The knowledge-based curation, database generation, computational hit discovery, and experimental nomination strategy described in SMACC is generalizable, workable, and applicable to many understudied proteins, especially where structural or evolutionary linkages can be made within or between species. This is especially important for antiviral research as there remains little research on many proteins important for viral replication such as helicases, methyltransferases, proteases, and polymerases. By harnessing reasoning over existing knowledge, this workflow can be used to identify subsets of existing chemogenomics data that are relevant to these understudied targets and nominate compounds for targeted experimental assays.
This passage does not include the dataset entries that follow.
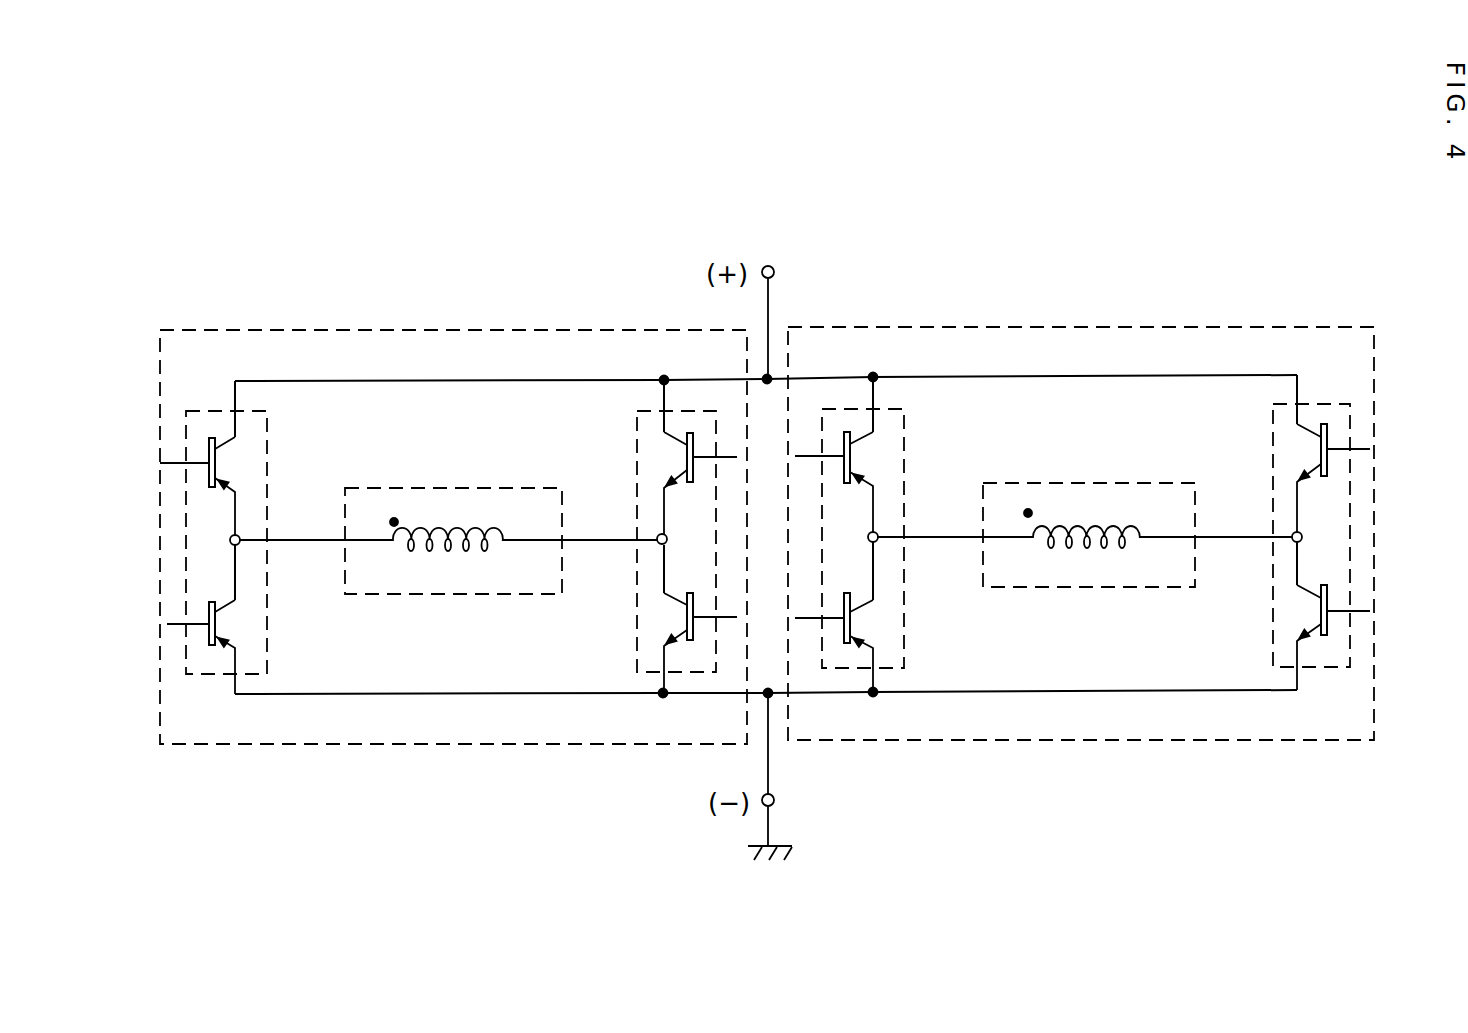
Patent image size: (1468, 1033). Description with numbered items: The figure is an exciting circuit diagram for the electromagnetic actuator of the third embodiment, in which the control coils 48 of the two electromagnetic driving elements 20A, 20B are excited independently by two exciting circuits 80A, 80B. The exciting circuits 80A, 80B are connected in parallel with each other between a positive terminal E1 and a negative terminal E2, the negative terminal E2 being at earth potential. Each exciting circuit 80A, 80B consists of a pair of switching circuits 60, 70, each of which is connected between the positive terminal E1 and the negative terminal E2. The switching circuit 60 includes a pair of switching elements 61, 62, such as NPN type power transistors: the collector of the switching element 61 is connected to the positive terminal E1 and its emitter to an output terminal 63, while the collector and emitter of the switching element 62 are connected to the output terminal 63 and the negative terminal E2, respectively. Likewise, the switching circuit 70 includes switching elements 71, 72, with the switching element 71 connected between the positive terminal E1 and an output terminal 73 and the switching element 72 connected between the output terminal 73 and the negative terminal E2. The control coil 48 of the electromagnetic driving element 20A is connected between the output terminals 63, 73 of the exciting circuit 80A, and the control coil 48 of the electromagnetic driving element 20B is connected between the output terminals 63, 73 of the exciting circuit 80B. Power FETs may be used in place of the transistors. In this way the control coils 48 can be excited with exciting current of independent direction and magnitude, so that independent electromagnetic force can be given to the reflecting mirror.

The exciting circuit 80A is at (1221, 322).
The exciting circuit 80B is at (512, 330).
The switching circuit 70 is at (268, 412).
The switching element 71 is at (222, 462).
The switching element 72 is at (222, 632).
The output terminal 73 is at (238, 550).
The switching circuit 60 is at (637, 411).
The switching element 61 is at (685, 460).
The switching element 62 is at (672, 620).
The output terminal 63 is at (660, 547).
The electromagnetic driving element 20A is at (1105, 483).
The electromagnetic driving element 20B is at (468, 488).
The control coil 48 is at (445, 552).
The positive terminal E1 is at (775, 271).
The negative terminal E2 is at (775, 800).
The SMACC database was instrumental in the early stages of hit discovery for the Rapidly Emerging Antiviral Drug Development Initiative-Antiviral Drug Discovery Center funded by the National Institute of Allergy and Infectious Diseases (https://www.niaid.nih.gov/research/antiviral-drug-discovery-centers-pathogens-pandemic-concern). For example, in the first use of SMACC, 73 compounds with a known activity of <10 μM or >50% inhibition against any flavivirus were selected for testing in a nanoLuc assay against Dengue 2 and Dengue 4 at 1 and 10 μM. In this assay, 43 out of 73 compounds had significant activity as defined as <50% relative light unit. With 13 and 10 compounds showing significant activity at 1 μM against Dengue 2 and Dengue 4, respectively (unpublished data). Further experimentation of the top hits revealed a large degree of cytotoxicity, and overcoming this requires further medicinal chemistry efforts for derivative design. Nonetheless, SMACC is a tool developed for early hit discovery and has been successfully utilized in this capacity.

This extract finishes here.